A self taught cook looking to expand his culinary capabilities while delighting friends and family. Suggestions and ideas are welcome so share your experience and comments!

Wednesday, August 09, 2006

Simple Secrets to Grilling

Grilling is great. It is a welcomed change of pace from the kitchen range and adds needed variety to one's cooking repertoire. Besides nothing is manlier than searing a thick, juicy, piece of red meat over a open flame. However the finer points of grilling are often lost on many. Sadly, this often results in carbonized hunks of flesh that resemble hockey pucks or shoe leather. So here are some grilling basics that will help you look like a pro.
  1. Hold the salt! Seasoning is fine, but hold the salt until you are done cooking. Salting raw meat will draw moisture out of the meat. Only apply salt after the meat is seared, locking in the juices. Beware of seasoning mixes, many are mostly salt.
  2. Choose carefully. Not all cuts of meat are the same. This is especially true of steaks. Understand the differences in texture and fat content between the different cuts. Ask your butcher, he can help. Also look at the fat distribution in the cut. Fat will appear in three forms: tallow, the thick white stuff on the edges of a cut, veins of fat running through the cut, and marbleized far dispersed across the cut. Higher quality cuts of meat will have less tallow, and fewer veins, with more marbleized fat. Super premium cuts purchased by high end restaurants have high levels of marbleized fat.

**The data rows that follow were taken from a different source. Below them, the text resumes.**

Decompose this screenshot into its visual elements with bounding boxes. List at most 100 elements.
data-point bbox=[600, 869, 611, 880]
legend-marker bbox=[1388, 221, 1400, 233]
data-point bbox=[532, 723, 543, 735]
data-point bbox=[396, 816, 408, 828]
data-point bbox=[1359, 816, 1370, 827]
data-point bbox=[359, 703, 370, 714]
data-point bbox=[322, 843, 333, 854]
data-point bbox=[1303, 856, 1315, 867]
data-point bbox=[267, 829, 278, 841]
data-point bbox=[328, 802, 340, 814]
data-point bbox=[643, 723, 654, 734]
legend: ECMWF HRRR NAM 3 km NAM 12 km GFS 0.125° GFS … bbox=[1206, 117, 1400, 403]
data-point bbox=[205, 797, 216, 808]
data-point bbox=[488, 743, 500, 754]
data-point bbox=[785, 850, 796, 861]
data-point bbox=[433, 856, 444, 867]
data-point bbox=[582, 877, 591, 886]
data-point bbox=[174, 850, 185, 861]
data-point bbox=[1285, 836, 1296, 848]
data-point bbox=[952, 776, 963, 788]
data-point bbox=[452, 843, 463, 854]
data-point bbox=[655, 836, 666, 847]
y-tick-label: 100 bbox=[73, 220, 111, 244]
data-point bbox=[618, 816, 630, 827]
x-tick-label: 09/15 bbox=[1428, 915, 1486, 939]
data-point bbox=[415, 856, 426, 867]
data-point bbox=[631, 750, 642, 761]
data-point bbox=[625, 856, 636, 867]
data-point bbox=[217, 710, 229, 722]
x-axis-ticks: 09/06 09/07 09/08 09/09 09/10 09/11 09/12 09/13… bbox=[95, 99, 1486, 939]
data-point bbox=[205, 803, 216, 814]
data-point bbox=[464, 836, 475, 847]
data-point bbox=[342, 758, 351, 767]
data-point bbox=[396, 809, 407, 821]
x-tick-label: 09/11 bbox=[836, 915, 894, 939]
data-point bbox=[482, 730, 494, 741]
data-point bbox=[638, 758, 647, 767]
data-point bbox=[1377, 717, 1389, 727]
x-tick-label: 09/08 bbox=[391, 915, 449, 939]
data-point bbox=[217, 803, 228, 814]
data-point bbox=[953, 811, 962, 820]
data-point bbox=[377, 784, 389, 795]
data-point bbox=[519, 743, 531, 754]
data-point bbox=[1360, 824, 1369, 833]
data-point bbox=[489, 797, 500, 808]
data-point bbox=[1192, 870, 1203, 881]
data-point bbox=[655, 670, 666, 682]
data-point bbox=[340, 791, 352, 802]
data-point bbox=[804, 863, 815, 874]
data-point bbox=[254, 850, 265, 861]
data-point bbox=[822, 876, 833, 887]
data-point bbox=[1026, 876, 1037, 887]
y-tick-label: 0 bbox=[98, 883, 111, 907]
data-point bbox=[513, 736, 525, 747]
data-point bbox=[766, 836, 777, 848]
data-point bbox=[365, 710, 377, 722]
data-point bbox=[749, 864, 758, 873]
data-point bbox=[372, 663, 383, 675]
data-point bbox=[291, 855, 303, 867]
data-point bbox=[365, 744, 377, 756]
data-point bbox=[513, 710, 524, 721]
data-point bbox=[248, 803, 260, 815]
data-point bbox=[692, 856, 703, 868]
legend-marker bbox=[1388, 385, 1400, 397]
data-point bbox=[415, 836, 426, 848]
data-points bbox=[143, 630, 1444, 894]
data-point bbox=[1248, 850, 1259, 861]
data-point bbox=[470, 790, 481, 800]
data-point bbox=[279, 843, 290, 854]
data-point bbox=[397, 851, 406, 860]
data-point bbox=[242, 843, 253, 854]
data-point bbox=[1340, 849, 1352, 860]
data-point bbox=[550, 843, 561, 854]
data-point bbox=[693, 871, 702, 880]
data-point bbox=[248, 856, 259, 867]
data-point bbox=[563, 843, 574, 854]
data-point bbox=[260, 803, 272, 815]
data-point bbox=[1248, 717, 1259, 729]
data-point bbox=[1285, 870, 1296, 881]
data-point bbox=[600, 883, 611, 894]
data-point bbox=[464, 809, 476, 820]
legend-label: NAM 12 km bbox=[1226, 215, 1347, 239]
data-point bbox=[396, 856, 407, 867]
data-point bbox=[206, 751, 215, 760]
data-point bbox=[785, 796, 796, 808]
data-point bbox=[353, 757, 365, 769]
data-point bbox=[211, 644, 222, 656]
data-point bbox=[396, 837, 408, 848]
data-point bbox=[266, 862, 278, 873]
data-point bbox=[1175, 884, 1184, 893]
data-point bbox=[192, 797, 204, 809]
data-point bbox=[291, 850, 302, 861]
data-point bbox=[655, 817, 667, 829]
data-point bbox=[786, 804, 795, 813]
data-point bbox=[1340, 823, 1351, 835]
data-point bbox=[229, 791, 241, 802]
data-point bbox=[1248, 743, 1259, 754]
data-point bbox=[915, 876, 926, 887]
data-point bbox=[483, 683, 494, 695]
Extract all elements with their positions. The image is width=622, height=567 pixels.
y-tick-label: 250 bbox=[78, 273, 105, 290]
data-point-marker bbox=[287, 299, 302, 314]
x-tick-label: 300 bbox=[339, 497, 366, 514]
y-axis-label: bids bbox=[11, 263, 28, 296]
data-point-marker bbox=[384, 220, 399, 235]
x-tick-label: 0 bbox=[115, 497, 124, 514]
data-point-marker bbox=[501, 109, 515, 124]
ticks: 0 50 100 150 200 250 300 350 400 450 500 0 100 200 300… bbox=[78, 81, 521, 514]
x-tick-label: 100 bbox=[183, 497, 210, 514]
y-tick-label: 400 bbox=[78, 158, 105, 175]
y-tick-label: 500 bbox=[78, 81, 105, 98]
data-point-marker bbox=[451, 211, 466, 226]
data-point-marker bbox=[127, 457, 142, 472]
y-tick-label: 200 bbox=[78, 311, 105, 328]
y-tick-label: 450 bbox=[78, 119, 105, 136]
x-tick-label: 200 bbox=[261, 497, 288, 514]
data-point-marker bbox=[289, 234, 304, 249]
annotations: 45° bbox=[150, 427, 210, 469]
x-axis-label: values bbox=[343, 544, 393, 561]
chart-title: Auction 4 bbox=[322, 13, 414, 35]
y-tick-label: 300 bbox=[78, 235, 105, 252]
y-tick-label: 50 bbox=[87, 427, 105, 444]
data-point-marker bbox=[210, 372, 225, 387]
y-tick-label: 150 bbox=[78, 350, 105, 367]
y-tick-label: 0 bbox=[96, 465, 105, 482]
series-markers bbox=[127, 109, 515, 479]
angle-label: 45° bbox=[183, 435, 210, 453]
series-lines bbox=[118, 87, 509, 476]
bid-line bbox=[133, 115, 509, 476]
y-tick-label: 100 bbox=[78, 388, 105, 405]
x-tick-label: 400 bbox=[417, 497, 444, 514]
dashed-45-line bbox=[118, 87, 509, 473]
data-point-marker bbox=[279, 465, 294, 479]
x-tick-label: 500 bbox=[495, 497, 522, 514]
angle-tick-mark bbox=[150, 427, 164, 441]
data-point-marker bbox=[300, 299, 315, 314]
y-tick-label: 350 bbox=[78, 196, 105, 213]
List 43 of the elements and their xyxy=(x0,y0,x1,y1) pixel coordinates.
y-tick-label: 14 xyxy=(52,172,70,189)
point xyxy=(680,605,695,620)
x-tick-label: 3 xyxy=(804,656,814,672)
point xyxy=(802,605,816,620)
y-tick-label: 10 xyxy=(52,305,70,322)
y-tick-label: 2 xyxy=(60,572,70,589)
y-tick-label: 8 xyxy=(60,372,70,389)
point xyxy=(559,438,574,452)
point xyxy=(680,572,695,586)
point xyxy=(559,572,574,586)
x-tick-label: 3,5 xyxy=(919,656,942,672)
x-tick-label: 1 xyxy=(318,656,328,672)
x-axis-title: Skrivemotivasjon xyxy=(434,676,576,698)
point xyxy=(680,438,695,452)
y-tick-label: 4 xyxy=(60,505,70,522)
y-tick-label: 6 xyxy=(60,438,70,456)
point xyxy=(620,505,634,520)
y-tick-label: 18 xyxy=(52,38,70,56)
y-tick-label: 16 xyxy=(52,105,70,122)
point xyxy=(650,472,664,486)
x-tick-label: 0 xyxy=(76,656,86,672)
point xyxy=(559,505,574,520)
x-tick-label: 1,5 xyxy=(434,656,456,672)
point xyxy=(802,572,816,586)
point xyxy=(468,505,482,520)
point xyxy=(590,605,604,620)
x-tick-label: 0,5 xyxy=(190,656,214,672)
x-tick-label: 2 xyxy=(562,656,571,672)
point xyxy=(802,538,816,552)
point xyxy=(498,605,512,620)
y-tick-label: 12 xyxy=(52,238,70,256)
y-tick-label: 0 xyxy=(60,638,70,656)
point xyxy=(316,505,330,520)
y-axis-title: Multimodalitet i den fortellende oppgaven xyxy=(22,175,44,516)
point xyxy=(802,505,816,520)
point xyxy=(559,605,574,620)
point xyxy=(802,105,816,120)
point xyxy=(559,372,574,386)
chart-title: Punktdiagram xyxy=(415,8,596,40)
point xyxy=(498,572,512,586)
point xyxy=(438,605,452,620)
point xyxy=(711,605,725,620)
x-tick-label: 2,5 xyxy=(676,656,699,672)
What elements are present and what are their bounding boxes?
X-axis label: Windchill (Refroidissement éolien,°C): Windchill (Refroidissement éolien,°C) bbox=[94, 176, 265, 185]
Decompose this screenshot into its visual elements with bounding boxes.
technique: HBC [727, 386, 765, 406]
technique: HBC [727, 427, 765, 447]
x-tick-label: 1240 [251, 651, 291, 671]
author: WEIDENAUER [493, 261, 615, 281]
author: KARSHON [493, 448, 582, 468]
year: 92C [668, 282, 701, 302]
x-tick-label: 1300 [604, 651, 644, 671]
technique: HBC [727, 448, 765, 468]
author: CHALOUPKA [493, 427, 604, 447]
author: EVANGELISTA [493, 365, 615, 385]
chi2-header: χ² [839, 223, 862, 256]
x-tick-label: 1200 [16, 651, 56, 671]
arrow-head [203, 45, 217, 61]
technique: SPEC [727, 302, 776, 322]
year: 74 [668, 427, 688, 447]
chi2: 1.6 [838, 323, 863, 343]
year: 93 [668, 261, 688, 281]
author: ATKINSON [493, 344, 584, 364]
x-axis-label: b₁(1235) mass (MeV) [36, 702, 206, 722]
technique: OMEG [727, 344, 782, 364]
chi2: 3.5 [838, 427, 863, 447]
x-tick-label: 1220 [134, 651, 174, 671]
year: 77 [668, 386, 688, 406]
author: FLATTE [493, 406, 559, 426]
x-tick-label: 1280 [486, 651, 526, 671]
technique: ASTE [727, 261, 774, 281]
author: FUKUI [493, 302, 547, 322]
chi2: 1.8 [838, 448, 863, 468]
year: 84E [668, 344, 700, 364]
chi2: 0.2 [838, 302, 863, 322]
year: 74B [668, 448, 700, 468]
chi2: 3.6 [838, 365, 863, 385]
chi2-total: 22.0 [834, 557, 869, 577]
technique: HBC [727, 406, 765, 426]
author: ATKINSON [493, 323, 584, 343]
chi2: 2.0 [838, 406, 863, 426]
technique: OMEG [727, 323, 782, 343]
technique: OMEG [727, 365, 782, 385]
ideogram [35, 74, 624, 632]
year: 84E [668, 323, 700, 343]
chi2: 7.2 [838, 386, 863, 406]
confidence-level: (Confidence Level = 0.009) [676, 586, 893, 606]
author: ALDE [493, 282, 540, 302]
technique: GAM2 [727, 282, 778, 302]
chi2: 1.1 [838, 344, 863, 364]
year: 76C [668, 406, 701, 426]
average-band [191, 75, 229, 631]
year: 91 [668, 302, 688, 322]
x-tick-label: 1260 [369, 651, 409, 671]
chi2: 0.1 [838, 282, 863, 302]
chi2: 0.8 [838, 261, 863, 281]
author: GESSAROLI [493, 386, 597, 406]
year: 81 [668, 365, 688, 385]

This is what makes the steak juicy and tender.
  3. Temperature regulation. Controlling temperature on a gas grill is easy, it takes more practice to gain the same level of control on a charcoal grill. For steaks you want a hot fire in the center of the grill and a cooler grilling surface near the edges. Sear your meat on the hot center on both sides and then move it to the cooler edges to cook until it is done just the way you want it.
  4. Take it slow! Thick cuts of meats like roasts or large pieces such as whole chickens or turkeys can be very intimidating. People often make the mistake of trying to build a hot fire to cook it quicker. This will result in a charred outside and a underdone inside. Build a relatively cool fire and be prepared to let it cook for several hours. This will result in a evenly cook piece of meat that is tender and juicy.
  5. Got wood? Charcoal grills are great because you can burn things other than wood. When slow cooking add maple, cherry, apple, or hickory chips to add flavor. A woodsy flavor can be added to fish with cedar. Soak an untreated cedar board in water overnight. Place the fish on the board and place the board on the grill. The board keeps the fish moist and makes it easy to handle.